On Saturday, AI image service Midjourney began testing alpha version 4 (“v4”) of its text-to-image synthesis model, which is available to subscribers on its Discord server. The new model offers more detail than was previously available and inspired some AI artists to note that v4 makes it almost “too easy” to get high-quality results with simple prompts.
Midjourney opened to the public in March as part of an early wave of AI image synthesis models. It quickly gained a large following for its distinct style and for being publicly available before DALL-E and Stable Diffusion. Before long, artwork created by Midjourney made headlines by winning art competitions, providing material for potentially historic copyright registrations, and appearing on stock illustration websites (later banned).
Over time, Midjourney has refined its model with more training, new features and more details.
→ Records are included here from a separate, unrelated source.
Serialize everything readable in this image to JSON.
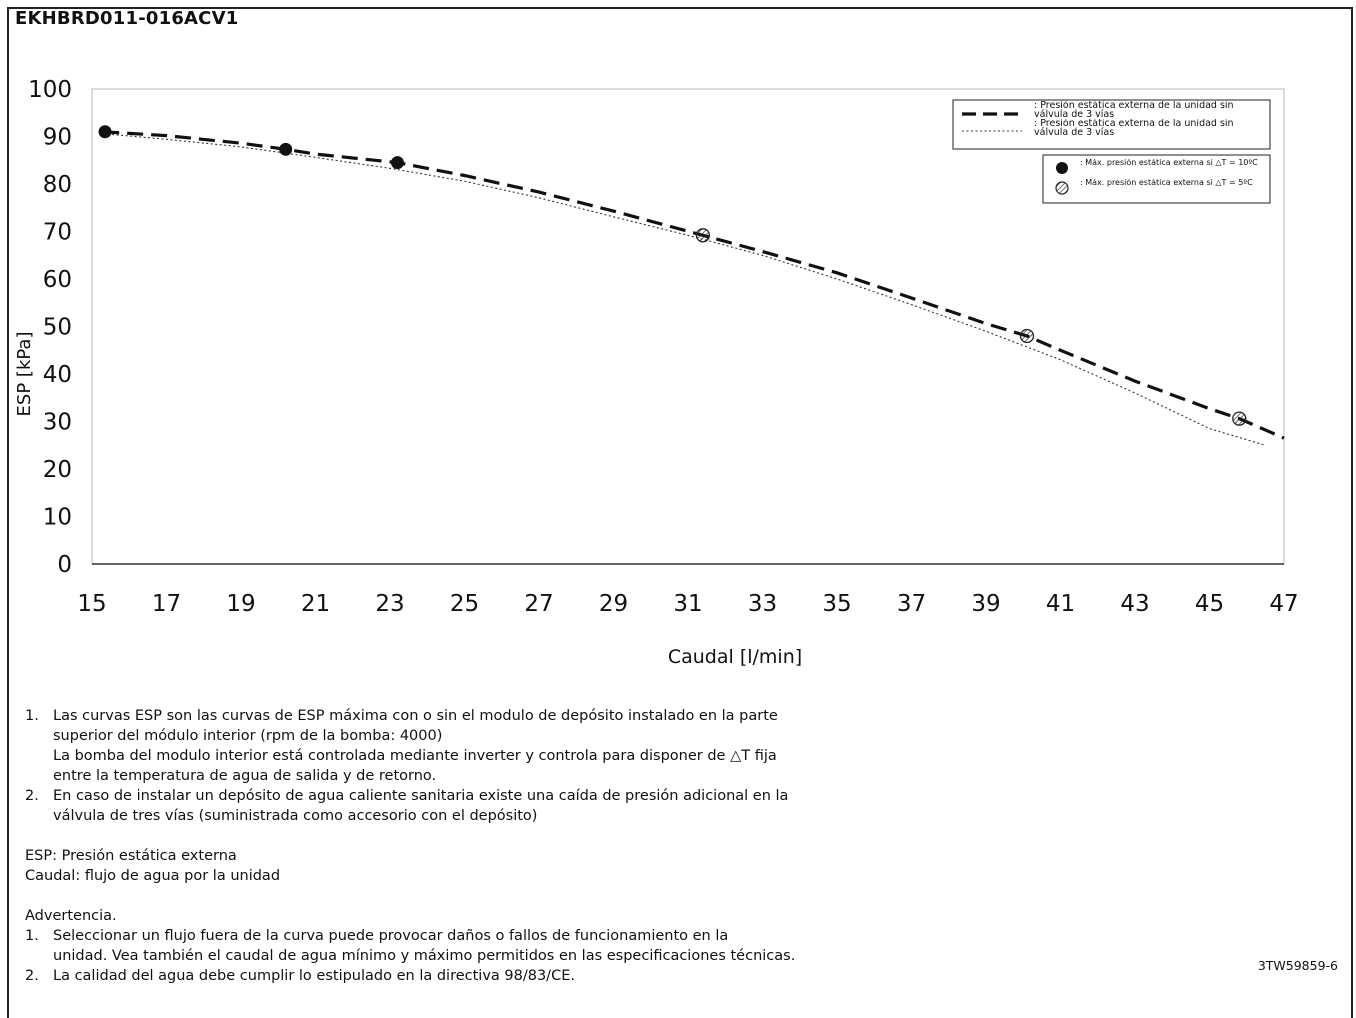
{
  "title": "EKHBRD011-016ACV1",
  "reference": "3TW59859-6",
  "chart_data": {
    "type": "line",
    "xlabel": "Caudal [l/min]",
    "ylabel": "ESP [kPa]",
    "xlim": [
      15,
      47
    ],
    "ylim": [
      0,
      100
    ],
    "x_ticks": [
      "15",
      "17",
      "19",
      "21",
      "23",
      "25",
      "27",
      "29",
      "31",
      "33",
      "35",
      "37",
      "39",
      "41",
      "43",
      "45",
      "47"
    ],
    "y_ticks": [
      "0",
      "10",
      "20",
      "30",
      "40",
      "50",
      "60",
      "70",
      "80",
      "90",
      "100"
    ],
    "grid": false,
    "legend_position": "top-right",
    "series": [
      {
        "name": "Presión estática externa de la unidad sin válvula de 3 vías",
        "style": "dashed-bold",
        "x": [
          15.3,
          17,
          19,
          20.2,
          21,
          23.2,
          25,
          27,
          29,
          31.5,
          33,
          35,
          37,
          39,
          40.1,
          41,
          43,
          45,
          45.8,
          47
        ],
        "y": [
          91,
          90.2,
          88.6,
          87.3,
          86.3,
          84.5,
          81.8,
          78.3,
          74.3,
          69,
          65.8,
          61.3,
          56,
          50.6,
          48,
          45,
          38.5,
          32.7,
          30.6,
          26.5
        ]
      },
      {
        "name": "Presión estática externa de la unidad sin válvula de 3 vías",
        "style": "dotted-thin",
        "x": [
          15.3,
          17,
          19,
          21,
          23,
          25,
          27,
          29,
          31,
          33,
          35,
          37,
          39,
          41,
          43,
          45,
          46.5
        ],
        "y": [
          90.6,
          89.4,
          87.8,
          85.6,
          83.3,
          80.6,
          77.1,
          73.1,
          69.2,
          65,
          60,
          54.6,
          49,
          43,
          36,
          28.5,
          25
        ]
      }
    ],
    "markers": [
      {
        "name": "Máx. presión estática externa si △T = 10ºC",
        "style": "filled-circle",
        "points": [
          [
            15.35,
            91
          ],
          [
            20.2,
            87.3
          ],
          [
            23.2,
            84.5
          ]
        ]
      },
      {
        "name": "Máx. presión estática externa si △T = 5ºC",
        "style": "hatched-circle",
        "points": [
          [
            31.4,
            69.2
          ],
          [
            40.1,
            48
          ],
          [
            45.8,
            30.6
          ]
        ]
      }
    ],
    "legend": {
      "lines": [
        "Presión estática externa de la unidad sin válvula de 3 vías",
        "Presión estática externa de la unidad sin válvula de 3 vías"
      ],
      "markers": [
        "Máx. presión estática externa si △T = 10ºC",
        "Máx. presión estática externa si △T = 5ºC"
      ]
    }
  },
  "notes": {
    "items": [
      {
        "num": "1.",
        "lines": [
          "Las curvas ESP son las curvas de ESP máxima con o sin el modulo de depósito instalado en la parte",
          "superior del módulo interior (rpm de la bomba: 4000)",
          "La bomba del modulo interior está controlada mediante inverter y controla para disponer de △T fija",
          "entre la temperatura de agua de salida y de retorno."
        ]
      },
      {
        "num": "2.",
        "lines": [
          "En caso de instalar un depósito de agua caliente sanitaria existe una caída de presión adicional en la",
          "válvula de tres vías (suministrada como accesorio con el depósito)"
        ]
      }
    ],
    "definitions": [
      "ESP: Presión estática externa",
      "Caudal: flujo de agua por la unidad"
    ],
    "warning_title": "Advertencia.",
    "warnings": [
      {
        "num": "1.",
        "lines": [
          "Seleccionar un flujo fuera de la curva puede provocar daños o fallos de funcionamiento en la",
          "unidad.  Vea también el caudal de agua mínimo y máximo permitidos en las especificaciones técnicas."
        ]
      },
      {
        "num": "2.",
        "lines": [
          "La calidad del agua debe cumplir lo estipulado en la directiva 98/83/CE."
        ]
      }
    ]
  }
}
The current standard model, known as “v3”, debuted in August. Now Midjourney v4 is being put to the test by thousands of members of the service’s Discord server who create images through the Midjourney bot. Users can currently try v4 by adding “–v 4” to their prompts.
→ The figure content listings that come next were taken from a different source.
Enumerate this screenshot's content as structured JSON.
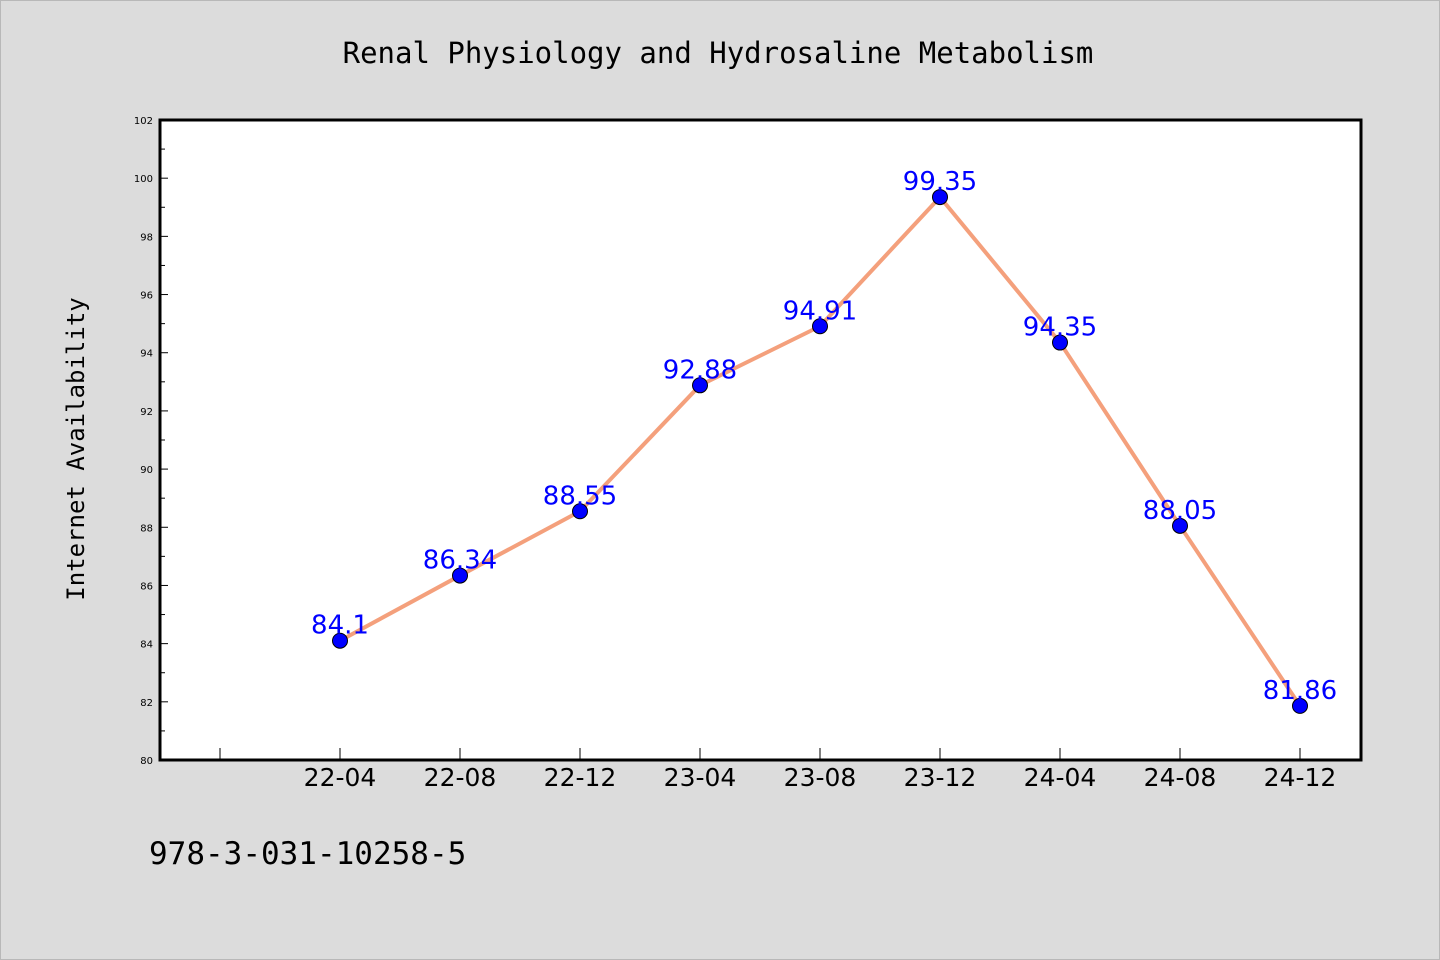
{
  "chart_data": {
    "type": "line",
    "title": "Renal Physiology and Hydrosaline Metabolism",
    "xlabel": "",
    "ylabel": "Internet Availability",
    "categories": [
      "22-04",
      "22-08",
      "22-12",
      "23-04",
      "23-08",
      "23-12",
      "24-04",
      "24-08",
      "24-12"
    ],
    "series": [
      {
        "values": [
          84.1,
          86.34,
          88.55,
          92.88,
          94.91,
          99.35,
          94.35,
          88.05,
          81.86
        ],
        "labels": [
          "84.1",
          "86.34",
          "88.55",
          "92.88",
          "94.91",
          "99.35",
          "94.35",
          "88.05",
          "81.86"
        ],
        "line_color": "#f4a07c",
        "marker_color": "#0000ff",
        "label_color": "#0000ff"
      }
    ],
    "ylim": [
      80,
      102
    ],
    "yticks": [
      "80",
      "82",
      "84",
      "86",
      "88",
      "90",
      "92",
      "94",
      "96",
      "98",
      "100",
      "102"
    ],
    "grid": false,
    "legend": "none"
  },
  "footer": {
    "isbn": "978-3-031-10258-5"
  },
  "colors": {
    "background": "#dcdcdc",
    "plot_background": "#ffffff"
  }
}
“V4 is a brand new codebase and a brand new AI architecture,” wrote Midjourney founder David Holz in a Discord announcement. “It’s our first model trained on a new Midjourney AI supercluster and it’s been more than 9 months in the making.”
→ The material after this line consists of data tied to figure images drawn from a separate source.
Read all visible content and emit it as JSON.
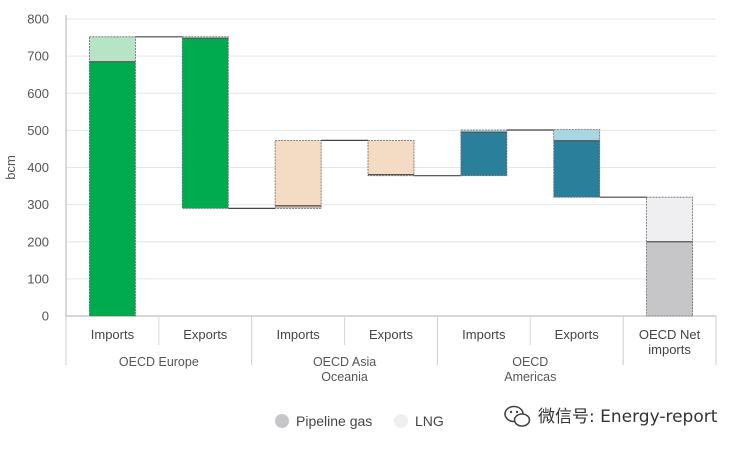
{
  "chart_data": {
    "type": "bar",
    "subtype": "waterfall",
    "ylabel": "bcm",
    "ylim": [
      0,
      800
    ],
    "yticks": [
      0,
      100,
      200,
      300,
      400,
      500,
      600,
      700,
      800
    ],
    "grid": true,
    "legend": {
      "position": "bottom",
      "entries": [
        {
          "name": "Pipeline gas",
          "color": "#c6c6c8"
        },
        {
          "name": "LNG",
          "color": "#efeff2"
        }
      ]
    },
    "categories": [
      "Imports",
      "Exports",
      "Imports",
      "Exports",
      "Imports",
      "Exports",
      "OECD Net imports"
    ],
    "groups": [
      {
        "label": [
          "OECD Europe"
        ],
        "categories": [
          0,
          1
        ]
      },
      {
        "label": [
          "OECD Asia",
          "Oceania"
        ],
        "categories": [
          2,
          3
        ]
      },
      {
        "label": [
          "OECD",
          "Americas"
        ],
        "categories": [
          4,
          5
        ]
      },
      {
        "label": [
          "OECD Net",
          "imports"
        ],
        "categories": [
          6
        ]
      }
    ],
    "bars": [
      {
        "category": "Imports",
        "group": "OECD Europe",
        "base": 0,
        "pipeline": 685,
        "lng": 67,
        "color_pipeline": "#00aa4f",
        "color_lng": "#b7e4c7"
      },
      {
        "category": "Exports",
        "group": "OECD Europe",
        "base": 290,
        "pipeline": 458,
        "lng": 4,
        "color_pipeline": "#00aa4f",
        "color_lng": "#b7e4c7"
      },
      {
        "category": "Imports",
        "group": "OECD Asia Oceania",
        "base": 290,
        "pipeline": 7,
        "lng": 176,
        "color_pipeline": "#cfb9a3",
        "color_lng": "#f4dcc4"
      },
      {
        "category": "Exports",
        "group": "OECD Asia Oceania",
        "base": 378,
        "pipeline": 3,
        "lng": 92,
        "color_pipeline": "#cfb9a3",
        "color_lng": "#f4dcc4"
      },
      {
        "category": "Imports",
        "group": "OECD Americas",
        "base": 378,
        "pipeline": 117,
        "lng": 6,
        "color_pipeline": "#2a7f9b",
        "color_lng": "#a9d6e3"
      },
      {
        "category": "Exports",
        "group": "OECD Americas",
        "base": 320,
        "pipeline": 152,
        "lng": 30,
        "color_pipeline": "#2a7f9b",
        "color_lng": "#a9d6e3"
      },
      {
        "category": "OECD Net imports",
        "group": "OECD Net imports",
        "base": 0,
        "pipeline": 200,
        "lng": 120,
        "color_pipeline": "#c6c6c8",
        "color_lng": "#efeff2"
      }
    ]
  },
  "watermark": "微信号: Energy-report"
}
In our testing of Midjourney’s v4 model, we found that it offers much more detail than v3, better understanding of prompts, better scene compositions, and sometimes better subject proportionality. When looking for photo-realistic images, some of the results we’ve seen at lower resolutions can be difficult to distinguish from real photos.
According to Holz, other features of v4 include:
– Much more knowledge (of creatures, places and more)
– Much better at getting small details right (in all situations)
– Handles more complex clues (with multiple levels of detail)
– Better with multi-object/multi-character scenes
– Supports advanced functionality such as image prompts and multi-prompts
– Supports –chaos arg (set it from 0 to 100) to control the variety of image grids
The response to Midjourney v4 has been positive about the service’s Discord, and fans of other image synthesis models — who regularly struggle with complex cues to get good results — take note.
A Redditor named Jon Bristow posted to the r/StableDiffusion community: “Does anyone else feel Midjourney v4 is ‘too easy’? This was ‘Close-up photography of a face’ and it feels like you didn’t make it . As it was preprocessed.” In response, one quipped, “Sad for Pro boosters who will lose their new job created a month ago.”
Midjourney says v4 is still in alpha, so it will continue to fix the quirks of the new model over time. The company plans to increase the resolution and quality of v4’s upscaled images, add custom aspect ratios (such as v3), increase image sharpness, and reduce text artifacts. Midjourney is available for a monthly subscription rate that ranges between US$10 and $50 per month.
Given the progress Midjourney has made in eight months of work, we wonder what next year’s progress in image synthesis will bring.